— Это не имеет значения, — с трудом проговорила я, зная, что вот-вот разрыдаюсь. — Я не хочу иметь с тобой ничего общего. Ничего. Оставь меня в покое и убирайся из моей жизни.
— Ты не имеешь права распоряжаться жизнью нашего ребенка, ничего мне не сказав, — почти прорычал Олег. — И не можешь просто так убить его. Ты же сама этого не хочешь!
Я набрала полную грудь воздуха, собираясь обвинить Лаврова во всех грехах, рассказать ему о том, как я ненавижу его за то, что он выбрал Викки, за то, что жестоко обманул меня, воспользовался, хотя мог просто не трогать — я бы и так ему прислала эти документы, которые были надо, и без любовной истории, — но не смогла ничего сказать. Знала, что расплачусь.
Но надо же как-то освободиться.
— Это не твой ребенок, — выпалила я, хватаясь за последнюю надежду просто уйти отсюда и больше никогда с ним не сталкиваться, и застыла, дожидаясь реакции Лаврова.

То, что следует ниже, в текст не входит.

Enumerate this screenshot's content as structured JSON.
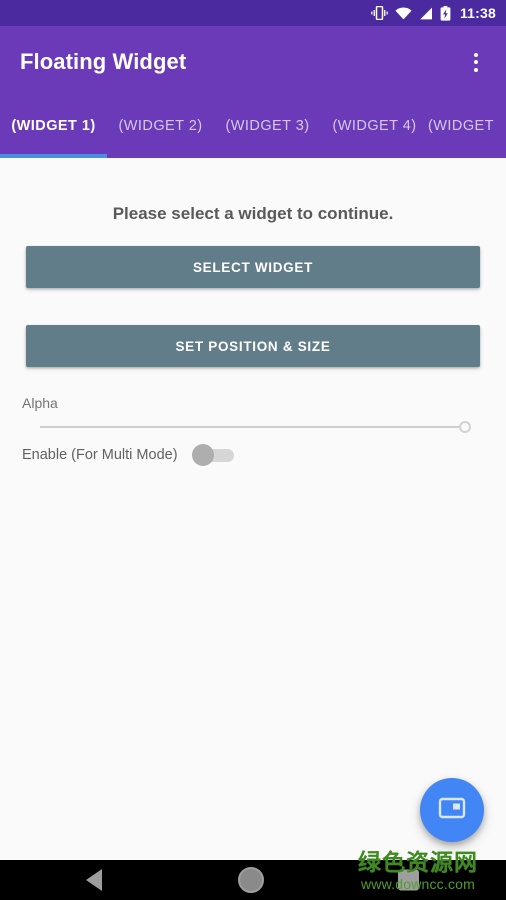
{
  "status_bar": {
    "time": "11:38",
    "icons": [
      "vibrate-icon",
      "wifi-icon",
      "signal-icon",
      "battery-charging-icon"
    ],
    "background": "#4a2a9e"
  },
  "app_bar": {
    "title": "Floating Widget",
    "overflow_icon": "overflow-menu-icon",
    "background": "#6a3ab8"
  },
  "tabs": {
    "active_index": 0,
    "indicator_color": "#4a90e2",
    "items": [
      {
        "label": "(WIDGET 1)"
      },
      {
        "label": "(WIDGET 2)"
      },
      {
        "label": "(WIDGET 3)"
      },
      {
        "label": "(WIDGET 4)"
      },
      {
        "label": "(WIDGET"
      }
    ]
  },
  "content": {
    "headline": "Please select a widget to continue.",
    "select_widget_label": "SELECT WIDGET",
    "set_position_label": "SET POSITION & SIZE",
    "button_color": "#617d8a",
    "alpha": {
      "label": "Alpha",
      "value": 100,
      "min": 0,
      "max": 100
    },
    "multi_mode": {
      "label": "Enable (For Multi Mode)",
      "checked": false
    }
  },
  "fab": {
    "icon": "picture-in-picture-icon",
    "color": "#4285f4"
  },
  "watermark": {
    "site_name": "绿色资源网",
    "url": "www.downcc.com",
    "color": "#3d8a1f"
  },
  "nav_bar": {
    "back_icon": "back-triangle-icon",
    "home_icon": "home-circle-icon",
    "recents_icon": "recents-square-icon"
  }
}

Я наконец-то нашла в себе силы оттолкнуть Олега и броситься прочь. Даже сумку забыла, она так и осталась стоять на небольшой скамье у кабинета, а я пулей вылетела на улицу и, надеясь, что Олег не последует за мной, зашагала в неизвестном направлении. Я надеялась на то, что смогу уйти достаточно далеко, прежде чем он наконец-то поймет, где меня искать. А может, оставит эту дурную затею? Нырнула в небольшой скверик, рассчитывая на то, что затеряюсь среди деревьев, сверну куда-нибудь в торговый центр.
Но скверик оказался куда запутаннее, чем я предполагала, и я в какой-то момент осознала, что сама не знаю, где оказалась и куда мне идти. И мобильный, и все деньги остались в сумке, а я не помнила наизусть ничей номер. Даже ключи от дома, и те там. Можно было вернуться в больницу, надеясь на то, что сумку никто не украдет, но я не хотела вновь оказаться рядом с Олегом, боялась любого продолжения того самого разговора.
Хоть бы он поверил. Мало ли, что у меня было? Нашла какого — то немца себе, о котором мама и не знала, или со мной что-нибудь случилось. Да какая разница! Пусть идет к своей Викки и больше никогда, никогда даже не приближается ко мне. Это мой ребенок. Мой и ничей больше. И даже если я решусь родить, то Олег не получит возможности даже приблизиться к малышу. Ни он, ни эта его.
Живот свело, и я ойкнула от неожиданности. Голова закружилась, и я вспомнила, как Анатолий Игоревич повторял, что мне нельзя нервничать, что первый триместр — опасный период, а я ведь совершенно себя не берегу и.
Стало страшно. Я внезапно осознала, что не хочу терять этого ребенка, не хочу жертвовать им, своим ещё не родившимся малышом только потому, что его папа оказался таким козлом.